Pada saat tiba di pelabuhan, suhu palka di cek untuk memastikan suhunya masih di bawah 5oC. Setelah di check, penutup seperti tenda di pasang dari kapal ke tempat pendaratan tuna (TPT) untuk menghindari tuna terkena sinar matahari pada saat pemindahan. Sinar matahari dapat menaikkan histamine pada tuna. Proses pemindahan tuna dilakukan secepat mungkin menggunakan slider.
Tuna yang sudah masuk TPT kemudian di cek kualitas dagingnya menggunakan checker (alat berbentuk besi panjang yang dapat mengambil irisan daging tuna) pada bagian belakang sirip pectoral dan pangkal ekor, bagian ini merupakan daerah yang tidak diperlukan di restoran.
Kriteria penentuan kualitas daging tuna umumnya meliputi komponen dibawah ini:
1. Tekstur daging, tuna yang baik memiliki daging yang berserat dan tidak lembek saat dipegang.
2. Warna, tuna yang baik memiliki daging berwarna merah dan mata yang bening.
3. Kandungan minyak, tuna yang baik memiliki kandungan minyak.
Grade pada tuna diinisialkan dari yang kualitasnya bagus hingga yang buruk berturut-turut yaitu AAF, AA, AF, F, A , dan B+ untuk tujuan ekspor dan B untuk pasar lokal. Inisial dalam penentuan grade berbeda untuk beberapa perusahaan.
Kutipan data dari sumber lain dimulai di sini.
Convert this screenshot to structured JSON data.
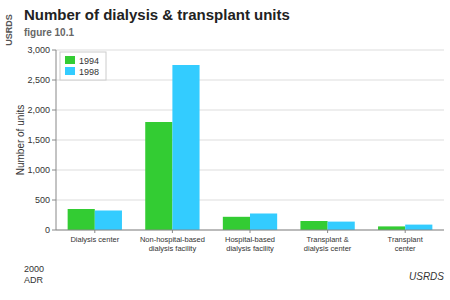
{
  "chart_data": {
    "type": "bar",
    "title": "Number of dialysis & transplant units",
    "subtitle": "figure 10.1",
    "ylabel": "Number of units",
    "categories": [
      "Dialysis center",
      "Non-hospital-based\ndialysis facility",
      "Hospital-based\ndialysis facility",
      "Transplant &\ndialysis center",
      "Transplant\ncenter"
    ],
    "series": [
      {
        "name": "1994",
        "color": "#33cc33",
        "values": [
          350,
          1800,
          220,
          150,
          60
        ]
      },
      {
        "name": "1998",
        "color": "#33ccff",
        "values": [
          325,
          2750,
          275,
          140,
          90
        ]
      }
    ],
    "ylim": [
      0,
      3000
    ],
    "yticks": [
      0,
      500,
      {
        "value": 1000,
        "label": "1,000"
      },
      {
        "value": 1500,
        "label": "1,500"
      },
      {
        "value": 2000,
        "label": "2,000"
      },
      {
        "value": 2500,
        "label": "2,500"
      },
      {
        "value": 3000,
        "label": "3,000"
      }
    ],
    "grid": true,
    "legend": "upper left",
    "annotations": [
      "USRDS",
      "2000\nADR",
      "USRDS"
    ]
  }
}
Tuna yang sudah selesai di cek lalu dibersihkan isi perut, daging di tulang pipi; sirip dorsal, ventral, dan caudal; dan darah untuk menghindari pembusukan. Untuk ekspor ke Amerika sama seperti ekspor ke Negara lain hanya ditambahkan bagian kepala juga dipotong. Setelah itu ditimbang dan diberi label. Pada label tertulis no kapal, berat ikan, jenis ikan, dan grade.
3.3 Pengemasan Tuna
Proses pengemasan sangat penting karena berpengaruh pada kualitas tuna selama diperjalanan. Jika pengemasan tidak baik maka kualitas dari daging tuna akan berubah saat sampai di Negara tujuan ekspor. Tujuan ekspor dari perusahaan pengolahan tuna segar adalah Jepang, Amerika Serikat, dan Uni Eropa.
Hal yang perlu dipersiapkan untuk pengemasan adalah box karton ukuran 120 x 50 x 40 cm, plastik bening, kertas stereoform, dan biang es. Pertama-tama box disiapkan lalu diberi dua buah plastik ukuran 2 x 1,5 m dan satu kertas steoroform ukuran 1,5 x 1,5 m di dalamnya. Kemudian tuna dimasukkan kedalam box tersebut. Tuna yang dimasukkan biasanya berjumlah 2-3 ekor dalam satu box. Untuk mencegah pembusukan selama perjalanan, biang es di masukkan ke bagian dalam kepala tuna dan di sekitar tubuh tuna. Setelah itu di bungkus dengan plastik tadi. Untuk mencegah es menyublim, plastik tersebut di ikat menggunakan selotip. Selanjutnya box tersebut ditutup dan diberi label. Isi label tersebut adalah tujuan pengiriman, nama pengirim, nama penerima, berat tuna di kemasan, dan grade. Lalu box tersebut diikat menggunakan tali plastik dan diberi selotip di kedua ujungnya untuk mencegah udara masuk. Terakhir dimasukkan ke dalam mobil box dan siap di ekspor.